Humility, Valuing Others and the Education of Experience

I remember when I started fellowship, I thought that I knew more than non-intensivists about critical care, even though I hadn’t really paid my dues yet.  I had started learning, of course, and was well-read and knew some of the more active guidelines.  I knew, for example, that giving blood for mild anemia was largely falling out of practice.  Yet, I had very little experience making that decision in a, say 75-year-old who was struggling with hypotension after an aortic valve replacement and coronary bypass procedure.  Yet I was convinced of my “rightness,” and argued to not give blood but to give crystalloid, vasoactives and the like.

Now, I may well have been “right,” according to published data.  Which, for the record, is not the easiest to interpret in the cardiac surgery population!  But I was wrong.  Wrong to not value the experience of phenomenal surgeons, with years of covering critically ill post-operative cardiac patients without my help (or any critical care doctor’s help!). 

I’ve gotten older, hopefully a little wiser, and I’ve seen these two issues time and time again.  On one hand, we assume expertise based on our choice of field, instead of our experience.  A second-year anesthesiology resident may have an excellent fund of airway knowledge, but a grizzled and experienced emergency physician at Hennepin may well be who I pick to intubate my family member.  And the opposite is also true:  emergency medicine physicians frequently think their experience – even if limited – in emergent airways somehow makes them the experts at the procedure, even compared to a 1500+ intubation anesthesiologist! 

What is best for our patients, and ourselves, is humility.  Now, when I hear the word humility, I think it is used incorrectly 90% of the time.  It is not “humbling” to make it to the Super Bowl, or to gain national recognition for what you’ve done – it may well be astonishing that people are so interested, or make you feel thankful, or shy, or a million other things.  But this is not humility.  And in the work of a doctor, it isn’t always good to be humble. I should not casually step aside and assume that whoever is walking to the head of the bed is as good or better than me at intubating a severely decompensating critically ill patient. Few are, so it’s important for me to be proud, step up and take over. Being humble isn’t helping anyone.

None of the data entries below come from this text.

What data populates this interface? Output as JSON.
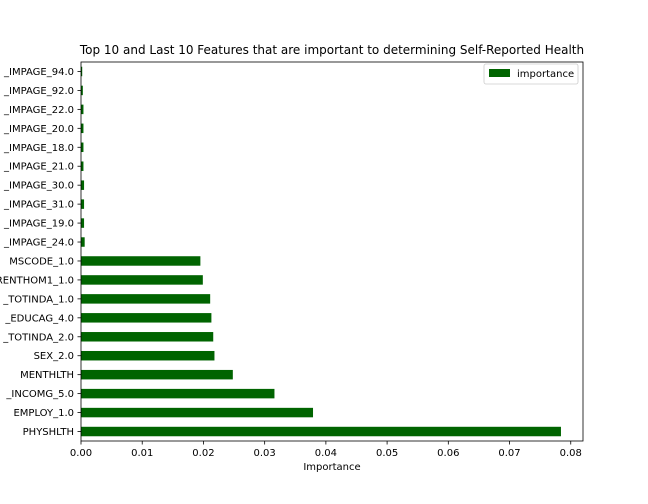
{
  "chart_data": {
    "type": "bar",
    "orientation": "horizontal",
    "title": "Top 10 and Last 10 Features that are important to determining Self-Reported Health",
    "xlabel": "Importance",
    "ylabel": "",
    "xlim": [
      0,
      0.082
    ],
    "xticks": [
      0.0,
      0.01,
      0.02,
      0.03,
      0.04,
      0.05,
      0.06,
      0.07,
      0.08
    ],
    "xtick_labels": [
      "0.00",
      "0.01",
      "0.02",
      "0.03",
      "0.04",
      "0.05",
      "0.06",
      "0.07",
      "0.08"
    ],
    "categories": [
      "PHYSHLTH",
      "EMPLOY_1.0",
      "_INCOMG_5.0",
      "MENTHLTH",
      "SEX_2.0",
      "_TOTINDA_2.0",
      "_EDUCAG_4.0",
      "_TOTINDA_1.0",
      "RENTHOM1_1.0",
      "MSCODE_1.0",
      "_IMPAGE_24.0",
      "_IMPAGE_19.0",
      "_IMPAGE_31.0",
      "_IMPAGE_30.0",
      "_IMPAGE_21.0",
      "_IMPAGE_18.0",
      "_IMPAGE_20.0",
      "_IMPAGE_22.0",
      "_IMPAGE_92.0",
      "_IMPAGE_94.0"
    ],
    "series": [
      {
        "name": "importance",
        "color": "#006400",
        "values": [
          0.0784,
          0.0379,
          0.0316,
          0.0248,
          0.0218,
          0.0216,
          0.0213,
          0.0211,
          0.0199,
          0.0195,
          0.0006,
          0.0005,
          0.0005,
          0.0005,
          0.0004,
          0.0004,
          0.0004,
          0.0004,
          0.0003,
          0.0002
        ]
      }
    ],
    "legend_position": "upper right",
    "grid": false
  }
}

Humility in the medical world should be put more simply: “To Value Everyone’s Input.”  I am intrigued to hear an emergency physician’s approach to a vomiting airway.  Even different than mine, it may have value for me, or for another intubating proceduralist who may do it only emergently, and only every other week.  It is valuable.  And while I sure thought I was hot-stuff with my newly acquired ICU knowledge, the cardiac surgeon with years of experience has gut intuition and years of knowledge, and a “this tends to work” history that has massive value. 

Humility doesn’t mean that I accept that someone else is right, or that more experience means that their clinical judgment is by default correct.  But it means that I value their experience and knowledge.  You are not an expert in isolation; you are an expert after combining learning with exposure and experience.  And valuing everyone’s input is something we can all work on.